Boing Boing has a mention of an organization that takes inner-city kids on trips to rural areas, the Fresh Air Fund.
Their charter is basically to arrange to send low-income New York City kids out of the city for the summer to get a breath of fresh air and experience the country: free summer vacations for kids who might never have left the city in their lives.What I would like to know is, where is its counterpart: a program to take coddled suburban kids for a stint in the city? In New York, I was fascinated watching the kids on the street; multiracial bunches, shouting and laughing in Spanglish, running down the sidewalk to buy shaved ice after school. Crossing busy streets, hopping onto trains with the quickest glance at the schedule. Utterly undisturbed by Unpleasant Odors, or People Who Look Different Than Me.
Certainly, impoverished kids--in any environment--can lack experiences that middle-income children take for granted. But the accusatory name, "The Fresh Air Fund", is a relic of the Victorian era of its creation (1877), whose moral leaders adhered to a simplistic "city/public bad, country/domestic good" dichotomy. This questionable world-view has been woven into the very fabric of our society, into the sprawling mini-manor houses of our suburbs, in air-tight zoning regulations which strictly separate the commercial from the residential and treat density like plague.

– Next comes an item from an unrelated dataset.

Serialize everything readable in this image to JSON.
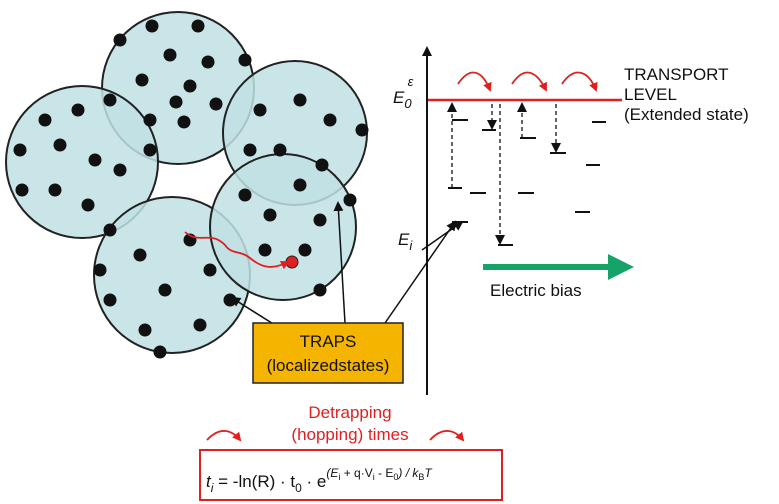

The very term "inner-city kid" is enough to garner pained looks from most members of my mother's generation. Yet I saw kids bathed in the sights and sounds and smells of all cultures, all income levels; the stunning diversity of human experience. Brushing the city's dirt off their hands to share a churro, their laughter rising over cab horns and passing trains. Kids scrambling down subway stairs at rush-hour, confident and content in a crowd of strangers. I looked at them and thought, this. I would give this to my children.
1 comments:
the book ¨pictures of innocence¨is not about suburban/urban life, but it IS about childhood and the artificial creation of innocence which happened, roughly, with the victorians. it´s fascinating.